Au moment de l’événement, la tour de contrôle de NAV CANADA à CYYZ ne disposait pas de procédures à observer en cas de non-concordance entre l’indicatif d’appel d’un véhicule et le code de son transpondeur. On a signalé qu’au début du programme de transpondeurs, ATC avertissait souvent les véhicules dont le code était erroné ou absent, mais il a été impossible de le vérifier. En outre, il n’y a aucun registre consignant la fréquence ou le nombre des non-concordances entre l’indicatif d’appel des véhicules et les codes de transpondeur. Au fil du temps, la GTAA a reçu moins de signalements et a présumé que les cas de non-concordance étaient plus rares. Même si le code du transpondeur de PLOW 862 était erroné depuis 7 semaines, l’erreur n’a pas été décelée ou signalée à la GTAA.

NAV CANADA ne disposait pas de procédures pour le suivi ou le signalement à la GTAA des erreurs de code des transpondeurs des véhicules.

2.2 Instructions du contrôleur de la circulation aérienne

Lorsque le contrôleur sol a remarqué sur l’écran A-SMGCS que les véhicules franchissaient le point d’attente à la voie de circulation C2, il a utilisé l’indicatif d’appel associé à la cible radar (PLOW 170) pour donner au conducteur du chasse-neige l’instruction d’arrêter. Ne recevant pas de réponse, le contrôleur sol a alors consulté l’écran EXCDS et obtenu le bon indicatif d’appel (PLOW 862).

Le contrôleur sol était conscient de l’incursion de PLOW 862 et a donné 4 fois au véhicule l’instruction d’arrêter; les 2 premières instructions s’adressaient toutefois à PLOW 170 plutôt qu’à PLOW 862. PLOW 862 s’est immobilisé immédiatement après que le contrôleur sol ait utilisé le bon indicatif d’appel, mais 10 secondes et 270 pieds après avoir franchi le point d’attente sur la voie de circulation C2.

2.2.1 Phraséologie liée aux interruptions de décollage

Il n’est pas courant qu’un contrôleur ordonne l’interruption d’un décollage à haute vitesse et c’était la première fois que le contrôleur tour en cause donnait une telle instruction. Ce faisant, il a utilisé le terme « abort » alors que la phraséologie normalisée à l’époque était « abort take-off ». L’équipage de conduite a cependant reconnu l’instruction et a pris des mesures immédiates d’interruption.

Bien que l’utilisation d’une phraséologie abrégée n’ait pas nui au dénouement de l’événement, elle constitue un risque pour la sécurité des transports. Si les contrôleurs de la circulation aérienne utilisent une phraséologie abrégée lorsqu’ils donnent des instructions essentielles pour la sécurité, il y a un risque que ces instructions ne soient pas reconnues ou suivies par les équipages de conduite.

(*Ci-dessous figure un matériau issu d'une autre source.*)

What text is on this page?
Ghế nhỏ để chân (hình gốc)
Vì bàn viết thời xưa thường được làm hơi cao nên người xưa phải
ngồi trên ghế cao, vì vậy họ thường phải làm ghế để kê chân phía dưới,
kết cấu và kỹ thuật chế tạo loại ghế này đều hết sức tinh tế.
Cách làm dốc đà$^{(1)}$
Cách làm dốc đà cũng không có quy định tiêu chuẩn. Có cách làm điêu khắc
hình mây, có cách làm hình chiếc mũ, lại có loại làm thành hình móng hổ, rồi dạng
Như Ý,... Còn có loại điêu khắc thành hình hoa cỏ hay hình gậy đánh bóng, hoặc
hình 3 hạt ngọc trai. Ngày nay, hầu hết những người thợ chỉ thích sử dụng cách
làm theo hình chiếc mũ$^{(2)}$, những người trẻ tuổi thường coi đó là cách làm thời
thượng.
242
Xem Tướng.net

En réponse à la recommandation A18-04 du BST, qui a été formulée après cet événement, NAV CANADA a modifié sa phraséologie liée aux interruptions de décollage afin d’y inclure la répétition comme moyen de s’assurer que l’instruction ressorte suffisamment pour être reconnue en période de travail intense, comme au décollage.

3.0 Faits établis

3.1 Faits établis quant aux causes et aux facteurs contributifs

Il s’agit des conditions, actes ou lacunes de sécurité qui ont causé l’incident ou y ont contribué.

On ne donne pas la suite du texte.